Mittwoch, 26. August 2015

Ernährung und der ganze Rest #1.1 - eine Woche später

Ja, genau vor einer Woche habe ich mit meinem Gerstengraspulver-Selbstversuch begonnen und so wird es Zeit, über meine Erfahrungen zu berichten.

Nein, ich bin nicht Wonderwoman!
Aber das habe ich ja auch gar nicht erwartet.

Allerdings hat sich ein gewisses Grundgefühl geändert.

Der Reihe nach:

Zwischendurch war ich richtig wach und ausgeruht - im Grunde bin ich immer irgendwie müde. Nicht so, dass ich mich sofort ins Bett legen müsste, aber doch genug, um mich immer leicht erschöpft zu fühlen. Und dann, während der letzten Woche gab es Momente, in denen dieses Gefühl völlig weg war. Und allgemein habe ich das Gefühl, mehr Elan zu haben. Nett ist das.
Dann gab es Augenblicke, da konnte ich plötzlich richtig gut atmen (dazu müsste ich eine Erklärung schreiben, aber die spare ich mir für später auf).
Schlafen funktioniert auch wieder, nach den ersten Problemchen, besser.
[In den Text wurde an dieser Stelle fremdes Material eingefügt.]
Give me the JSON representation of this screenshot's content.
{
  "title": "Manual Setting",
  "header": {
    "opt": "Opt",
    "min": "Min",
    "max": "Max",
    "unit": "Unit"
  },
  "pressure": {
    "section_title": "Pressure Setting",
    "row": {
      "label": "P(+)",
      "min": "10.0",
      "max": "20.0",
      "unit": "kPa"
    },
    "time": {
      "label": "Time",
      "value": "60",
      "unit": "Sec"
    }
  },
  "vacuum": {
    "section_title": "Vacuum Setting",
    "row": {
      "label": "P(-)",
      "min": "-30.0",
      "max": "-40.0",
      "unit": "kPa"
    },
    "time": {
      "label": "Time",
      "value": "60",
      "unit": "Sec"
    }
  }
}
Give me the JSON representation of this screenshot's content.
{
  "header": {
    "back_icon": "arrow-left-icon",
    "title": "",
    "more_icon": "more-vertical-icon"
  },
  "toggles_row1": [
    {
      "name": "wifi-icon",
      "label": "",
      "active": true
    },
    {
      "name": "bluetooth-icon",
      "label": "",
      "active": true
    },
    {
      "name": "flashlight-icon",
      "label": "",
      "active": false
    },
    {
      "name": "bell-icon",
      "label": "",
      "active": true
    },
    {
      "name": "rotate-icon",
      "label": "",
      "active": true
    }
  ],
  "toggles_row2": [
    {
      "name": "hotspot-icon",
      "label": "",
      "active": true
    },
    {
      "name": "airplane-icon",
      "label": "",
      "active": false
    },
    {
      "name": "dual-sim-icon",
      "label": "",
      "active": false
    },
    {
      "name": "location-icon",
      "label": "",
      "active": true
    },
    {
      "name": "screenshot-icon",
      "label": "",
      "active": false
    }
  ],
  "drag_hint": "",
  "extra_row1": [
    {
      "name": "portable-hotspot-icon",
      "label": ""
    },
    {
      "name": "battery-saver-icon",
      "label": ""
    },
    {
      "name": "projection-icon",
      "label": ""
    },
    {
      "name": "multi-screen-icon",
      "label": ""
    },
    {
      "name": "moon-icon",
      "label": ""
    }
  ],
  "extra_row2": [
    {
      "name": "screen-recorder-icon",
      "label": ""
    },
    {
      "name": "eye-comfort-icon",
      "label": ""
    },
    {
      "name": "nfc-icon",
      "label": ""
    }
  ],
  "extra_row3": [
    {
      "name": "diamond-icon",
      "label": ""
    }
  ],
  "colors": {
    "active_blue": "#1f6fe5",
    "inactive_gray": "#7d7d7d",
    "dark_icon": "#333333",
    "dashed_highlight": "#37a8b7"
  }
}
Allerdings habe ich insgesamt das Gefühl, mit etwas weniger Schlaf auszukommen. Allerdings hängt das auch noch von anderen Faktoren ab.
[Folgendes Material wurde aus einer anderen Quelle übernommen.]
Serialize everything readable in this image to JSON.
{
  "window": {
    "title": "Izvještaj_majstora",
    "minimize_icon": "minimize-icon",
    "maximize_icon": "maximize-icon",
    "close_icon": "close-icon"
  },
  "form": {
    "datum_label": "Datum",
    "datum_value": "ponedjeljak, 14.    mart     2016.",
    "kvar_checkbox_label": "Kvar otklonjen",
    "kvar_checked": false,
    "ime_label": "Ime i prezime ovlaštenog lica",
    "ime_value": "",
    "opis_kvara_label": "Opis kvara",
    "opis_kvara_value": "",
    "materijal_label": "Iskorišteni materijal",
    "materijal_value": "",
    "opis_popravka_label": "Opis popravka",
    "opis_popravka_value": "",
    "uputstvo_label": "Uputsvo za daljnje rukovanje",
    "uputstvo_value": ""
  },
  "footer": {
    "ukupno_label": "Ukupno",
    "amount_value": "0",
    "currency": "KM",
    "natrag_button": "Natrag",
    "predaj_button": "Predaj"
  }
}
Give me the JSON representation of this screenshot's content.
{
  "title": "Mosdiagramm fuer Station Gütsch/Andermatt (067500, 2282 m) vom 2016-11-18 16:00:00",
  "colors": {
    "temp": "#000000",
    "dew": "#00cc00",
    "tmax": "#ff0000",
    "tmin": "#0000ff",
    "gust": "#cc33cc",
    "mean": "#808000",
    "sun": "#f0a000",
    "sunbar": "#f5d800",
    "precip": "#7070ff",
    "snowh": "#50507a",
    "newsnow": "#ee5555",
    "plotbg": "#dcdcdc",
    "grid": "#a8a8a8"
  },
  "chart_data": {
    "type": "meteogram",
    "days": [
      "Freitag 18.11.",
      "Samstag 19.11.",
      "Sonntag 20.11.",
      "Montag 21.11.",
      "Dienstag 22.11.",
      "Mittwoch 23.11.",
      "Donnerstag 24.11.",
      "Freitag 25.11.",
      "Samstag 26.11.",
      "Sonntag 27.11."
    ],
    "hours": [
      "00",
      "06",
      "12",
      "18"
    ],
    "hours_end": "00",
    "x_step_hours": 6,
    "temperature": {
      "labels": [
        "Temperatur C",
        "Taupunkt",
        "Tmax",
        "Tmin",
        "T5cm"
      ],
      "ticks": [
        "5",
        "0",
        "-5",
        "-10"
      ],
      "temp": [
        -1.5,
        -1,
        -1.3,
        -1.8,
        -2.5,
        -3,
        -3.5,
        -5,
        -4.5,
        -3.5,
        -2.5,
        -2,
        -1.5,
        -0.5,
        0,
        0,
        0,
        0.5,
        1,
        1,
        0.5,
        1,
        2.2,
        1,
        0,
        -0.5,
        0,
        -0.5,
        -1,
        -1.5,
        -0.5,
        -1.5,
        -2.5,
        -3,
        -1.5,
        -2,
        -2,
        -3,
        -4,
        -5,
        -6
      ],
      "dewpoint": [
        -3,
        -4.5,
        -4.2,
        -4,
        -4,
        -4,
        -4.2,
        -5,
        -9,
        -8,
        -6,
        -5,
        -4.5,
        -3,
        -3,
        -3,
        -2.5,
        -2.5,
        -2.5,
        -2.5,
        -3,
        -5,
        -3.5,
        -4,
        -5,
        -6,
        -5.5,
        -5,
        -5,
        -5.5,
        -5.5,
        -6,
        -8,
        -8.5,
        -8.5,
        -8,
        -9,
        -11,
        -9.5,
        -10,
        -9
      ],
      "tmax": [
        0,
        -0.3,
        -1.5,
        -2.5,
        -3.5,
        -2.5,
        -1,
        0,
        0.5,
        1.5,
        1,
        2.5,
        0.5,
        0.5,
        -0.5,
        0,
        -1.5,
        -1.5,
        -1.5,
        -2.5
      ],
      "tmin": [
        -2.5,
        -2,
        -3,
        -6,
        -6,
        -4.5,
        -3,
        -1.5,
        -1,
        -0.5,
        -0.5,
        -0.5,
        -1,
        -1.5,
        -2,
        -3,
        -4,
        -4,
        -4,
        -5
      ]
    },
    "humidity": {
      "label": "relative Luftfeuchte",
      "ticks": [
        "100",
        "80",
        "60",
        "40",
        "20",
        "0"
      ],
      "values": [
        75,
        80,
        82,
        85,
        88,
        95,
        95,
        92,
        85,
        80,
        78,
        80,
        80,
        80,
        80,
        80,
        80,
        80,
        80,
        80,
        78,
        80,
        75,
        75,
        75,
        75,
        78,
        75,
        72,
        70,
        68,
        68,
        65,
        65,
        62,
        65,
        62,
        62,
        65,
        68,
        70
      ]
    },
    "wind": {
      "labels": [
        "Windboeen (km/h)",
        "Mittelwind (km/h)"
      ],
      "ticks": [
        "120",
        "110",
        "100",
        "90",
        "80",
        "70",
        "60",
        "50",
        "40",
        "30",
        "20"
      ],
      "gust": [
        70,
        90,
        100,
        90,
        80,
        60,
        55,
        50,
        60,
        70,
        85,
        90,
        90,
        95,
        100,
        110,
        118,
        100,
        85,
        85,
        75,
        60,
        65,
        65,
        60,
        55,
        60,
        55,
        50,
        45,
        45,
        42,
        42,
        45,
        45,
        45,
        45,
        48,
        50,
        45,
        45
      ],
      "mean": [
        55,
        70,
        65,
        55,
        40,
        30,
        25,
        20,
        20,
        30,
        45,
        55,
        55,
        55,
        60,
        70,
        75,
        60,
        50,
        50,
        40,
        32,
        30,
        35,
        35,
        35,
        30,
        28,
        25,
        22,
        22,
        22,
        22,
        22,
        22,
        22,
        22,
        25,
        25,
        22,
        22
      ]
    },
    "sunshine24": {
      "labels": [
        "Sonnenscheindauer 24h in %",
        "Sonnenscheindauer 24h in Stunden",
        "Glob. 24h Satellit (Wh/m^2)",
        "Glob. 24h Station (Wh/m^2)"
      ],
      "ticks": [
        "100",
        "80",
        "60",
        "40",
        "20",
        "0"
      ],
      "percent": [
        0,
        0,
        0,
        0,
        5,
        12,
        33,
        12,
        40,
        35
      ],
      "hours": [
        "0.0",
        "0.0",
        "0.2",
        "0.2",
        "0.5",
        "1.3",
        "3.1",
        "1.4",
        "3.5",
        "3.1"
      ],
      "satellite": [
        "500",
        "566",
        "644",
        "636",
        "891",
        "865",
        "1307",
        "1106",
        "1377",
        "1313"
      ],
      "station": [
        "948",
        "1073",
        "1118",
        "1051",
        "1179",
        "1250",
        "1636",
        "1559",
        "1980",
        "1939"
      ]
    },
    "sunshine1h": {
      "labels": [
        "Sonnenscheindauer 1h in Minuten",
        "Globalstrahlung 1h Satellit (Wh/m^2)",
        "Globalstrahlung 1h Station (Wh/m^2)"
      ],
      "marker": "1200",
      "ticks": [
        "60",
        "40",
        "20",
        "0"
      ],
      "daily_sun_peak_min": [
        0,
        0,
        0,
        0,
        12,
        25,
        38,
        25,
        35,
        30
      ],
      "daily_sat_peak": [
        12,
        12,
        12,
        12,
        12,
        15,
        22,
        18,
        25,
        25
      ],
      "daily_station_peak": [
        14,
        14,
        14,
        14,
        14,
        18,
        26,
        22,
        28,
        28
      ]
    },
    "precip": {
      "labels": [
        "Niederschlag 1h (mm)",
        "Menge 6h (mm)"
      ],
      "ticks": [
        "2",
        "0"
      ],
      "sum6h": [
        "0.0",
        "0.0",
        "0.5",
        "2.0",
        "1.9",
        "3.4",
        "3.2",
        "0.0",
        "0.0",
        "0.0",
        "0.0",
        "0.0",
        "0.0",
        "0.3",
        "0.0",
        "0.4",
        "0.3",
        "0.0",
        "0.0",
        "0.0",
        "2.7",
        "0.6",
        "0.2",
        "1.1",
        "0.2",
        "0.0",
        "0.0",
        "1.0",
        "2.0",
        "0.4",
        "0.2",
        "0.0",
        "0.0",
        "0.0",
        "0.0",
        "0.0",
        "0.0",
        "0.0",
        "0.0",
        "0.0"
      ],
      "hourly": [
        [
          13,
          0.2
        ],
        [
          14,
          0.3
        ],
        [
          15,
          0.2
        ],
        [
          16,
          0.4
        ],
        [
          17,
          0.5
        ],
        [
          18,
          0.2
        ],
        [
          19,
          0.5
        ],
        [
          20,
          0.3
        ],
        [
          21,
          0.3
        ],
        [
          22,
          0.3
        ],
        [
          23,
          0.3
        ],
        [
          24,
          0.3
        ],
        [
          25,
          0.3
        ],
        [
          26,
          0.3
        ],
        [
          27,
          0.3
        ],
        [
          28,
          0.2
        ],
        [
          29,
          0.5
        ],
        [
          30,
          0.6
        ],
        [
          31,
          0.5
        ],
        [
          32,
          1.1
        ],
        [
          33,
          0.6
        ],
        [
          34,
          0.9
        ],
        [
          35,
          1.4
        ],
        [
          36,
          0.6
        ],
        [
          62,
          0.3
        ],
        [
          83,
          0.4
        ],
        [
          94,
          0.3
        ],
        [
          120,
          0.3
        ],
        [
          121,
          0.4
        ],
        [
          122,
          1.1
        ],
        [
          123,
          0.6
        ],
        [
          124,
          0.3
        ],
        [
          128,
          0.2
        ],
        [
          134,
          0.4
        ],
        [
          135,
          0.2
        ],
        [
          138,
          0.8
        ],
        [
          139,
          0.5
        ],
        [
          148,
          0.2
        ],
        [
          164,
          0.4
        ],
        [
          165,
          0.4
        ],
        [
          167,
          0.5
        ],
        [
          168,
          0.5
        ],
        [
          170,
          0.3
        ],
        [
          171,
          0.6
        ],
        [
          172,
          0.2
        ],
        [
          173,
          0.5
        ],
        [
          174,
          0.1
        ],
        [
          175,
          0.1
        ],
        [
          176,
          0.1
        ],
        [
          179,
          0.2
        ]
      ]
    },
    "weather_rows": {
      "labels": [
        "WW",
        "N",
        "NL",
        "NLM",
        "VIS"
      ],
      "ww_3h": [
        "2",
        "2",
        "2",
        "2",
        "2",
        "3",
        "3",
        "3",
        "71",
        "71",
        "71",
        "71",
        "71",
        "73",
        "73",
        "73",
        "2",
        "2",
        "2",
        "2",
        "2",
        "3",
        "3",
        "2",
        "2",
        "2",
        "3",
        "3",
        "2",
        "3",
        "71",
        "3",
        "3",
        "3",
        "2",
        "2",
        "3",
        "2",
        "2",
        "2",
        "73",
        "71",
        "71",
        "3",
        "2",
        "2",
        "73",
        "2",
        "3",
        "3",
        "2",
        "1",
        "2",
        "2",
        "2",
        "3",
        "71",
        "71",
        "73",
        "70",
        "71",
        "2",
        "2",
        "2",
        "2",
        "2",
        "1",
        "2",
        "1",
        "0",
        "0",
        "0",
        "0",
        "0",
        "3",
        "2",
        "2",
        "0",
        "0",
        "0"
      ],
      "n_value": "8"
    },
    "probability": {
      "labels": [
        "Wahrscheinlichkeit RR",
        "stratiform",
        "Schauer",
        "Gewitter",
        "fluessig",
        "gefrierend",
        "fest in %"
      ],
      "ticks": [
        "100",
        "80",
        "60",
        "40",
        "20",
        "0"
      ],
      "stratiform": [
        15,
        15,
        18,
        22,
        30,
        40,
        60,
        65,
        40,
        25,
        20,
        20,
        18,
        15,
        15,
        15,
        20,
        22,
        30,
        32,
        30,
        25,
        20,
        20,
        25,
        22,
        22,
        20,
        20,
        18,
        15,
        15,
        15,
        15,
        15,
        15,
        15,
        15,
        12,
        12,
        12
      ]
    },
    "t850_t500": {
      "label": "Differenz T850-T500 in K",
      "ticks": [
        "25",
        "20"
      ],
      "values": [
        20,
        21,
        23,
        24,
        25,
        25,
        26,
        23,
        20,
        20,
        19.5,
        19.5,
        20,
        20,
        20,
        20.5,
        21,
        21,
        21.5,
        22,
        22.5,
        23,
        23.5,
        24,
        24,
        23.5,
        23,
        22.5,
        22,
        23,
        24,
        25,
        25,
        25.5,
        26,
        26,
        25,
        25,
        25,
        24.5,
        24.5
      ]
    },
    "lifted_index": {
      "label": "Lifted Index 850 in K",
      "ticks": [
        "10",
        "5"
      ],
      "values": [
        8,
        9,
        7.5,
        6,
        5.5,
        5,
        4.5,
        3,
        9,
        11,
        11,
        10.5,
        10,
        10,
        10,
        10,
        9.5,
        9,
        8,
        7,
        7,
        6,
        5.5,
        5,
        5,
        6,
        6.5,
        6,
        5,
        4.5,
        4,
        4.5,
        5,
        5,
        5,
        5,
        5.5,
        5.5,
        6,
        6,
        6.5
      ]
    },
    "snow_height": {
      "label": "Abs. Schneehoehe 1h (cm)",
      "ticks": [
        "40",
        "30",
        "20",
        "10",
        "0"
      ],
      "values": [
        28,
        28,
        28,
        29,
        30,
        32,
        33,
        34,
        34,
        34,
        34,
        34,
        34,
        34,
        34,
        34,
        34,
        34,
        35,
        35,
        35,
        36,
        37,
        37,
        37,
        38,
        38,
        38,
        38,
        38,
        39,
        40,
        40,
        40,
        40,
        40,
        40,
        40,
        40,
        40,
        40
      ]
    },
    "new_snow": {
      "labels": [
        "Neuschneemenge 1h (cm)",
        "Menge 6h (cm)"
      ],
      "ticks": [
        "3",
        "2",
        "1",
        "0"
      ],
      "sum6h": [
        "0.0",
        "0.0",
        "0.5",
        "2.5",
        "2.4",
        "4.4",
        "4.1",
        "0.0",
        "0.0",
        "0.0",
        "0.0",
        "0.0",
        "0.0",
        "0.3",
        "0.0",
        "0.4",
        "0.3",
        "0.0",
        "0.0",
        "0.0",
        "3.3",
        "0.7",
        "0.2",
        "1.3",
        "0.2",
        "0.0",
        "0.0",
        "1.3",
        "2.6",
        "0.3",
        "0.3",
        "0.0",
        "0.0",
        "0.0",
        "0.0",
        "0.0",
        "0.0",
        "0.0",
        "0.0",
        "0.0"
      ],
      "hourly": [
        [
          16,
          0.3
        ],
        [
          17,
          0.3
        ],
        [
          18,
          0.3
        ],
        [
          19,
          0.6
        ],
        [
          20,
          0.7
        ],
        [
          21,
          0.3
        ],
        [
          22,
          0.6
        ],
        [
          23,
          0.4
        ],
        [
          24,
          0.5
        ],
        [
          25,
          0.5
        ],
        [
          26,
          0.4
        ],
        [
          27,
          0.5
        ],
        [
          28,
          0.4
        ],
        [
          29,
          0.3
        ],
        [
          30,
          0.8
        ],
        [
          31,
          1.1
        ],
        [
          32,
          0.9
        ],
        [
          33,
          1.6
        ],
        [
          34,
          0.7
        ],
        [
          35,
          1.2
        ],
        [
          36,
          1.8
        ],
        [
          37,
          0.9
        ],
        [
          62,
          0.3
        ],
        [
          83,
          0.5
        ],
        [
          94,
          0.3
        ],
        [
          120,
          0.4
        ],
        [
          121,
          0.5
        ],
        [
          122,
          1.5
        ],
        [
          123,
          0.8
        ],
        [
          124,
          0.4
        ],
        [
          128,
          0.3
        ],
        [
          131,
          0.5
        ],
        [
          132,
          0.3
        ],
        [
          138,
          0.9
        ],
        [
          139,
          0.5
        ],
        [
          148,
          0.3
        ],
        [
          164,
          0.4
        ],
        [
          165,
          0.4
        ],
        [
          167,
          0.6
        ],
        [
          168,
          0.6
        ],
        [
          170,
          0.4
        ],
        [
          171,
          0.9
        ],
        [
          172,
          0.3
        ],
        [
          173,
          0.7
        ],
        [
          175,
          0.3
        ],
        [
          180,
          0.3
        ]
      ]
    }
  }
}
Es geht mir also körperlich subjektiv betrachtet irgendwie besser. Alles ein bisschen diffus, aber es gibt halt keine wissenschaftliche Messwerte. Nur mein Gefühl für meinen eigenen Körper.

Eines jedoch kann ich mit großer Gewissheit sagen: ich habe ganz großen Appetit, etwa eine halbe Stundem nachdem ich eine Portion Gerstengraspulver zu mir genommen habe. Erschreckend! Doch meine Waage hat mich beruhigt, ein paar Gramm habe ich abgenommen.
Das bedeutet natürlich nicht, dass Gerstengrasulver zur Gewichtsreduktion führt und man essen kann, was man will. Glaubt mir, so funktioniert das einfach nicht.
Meine Theorie: Weil ich mich fitter fühle, bewege ich mich mehr, wodurch ich natürlich auch mehr Kalorien verbrauche.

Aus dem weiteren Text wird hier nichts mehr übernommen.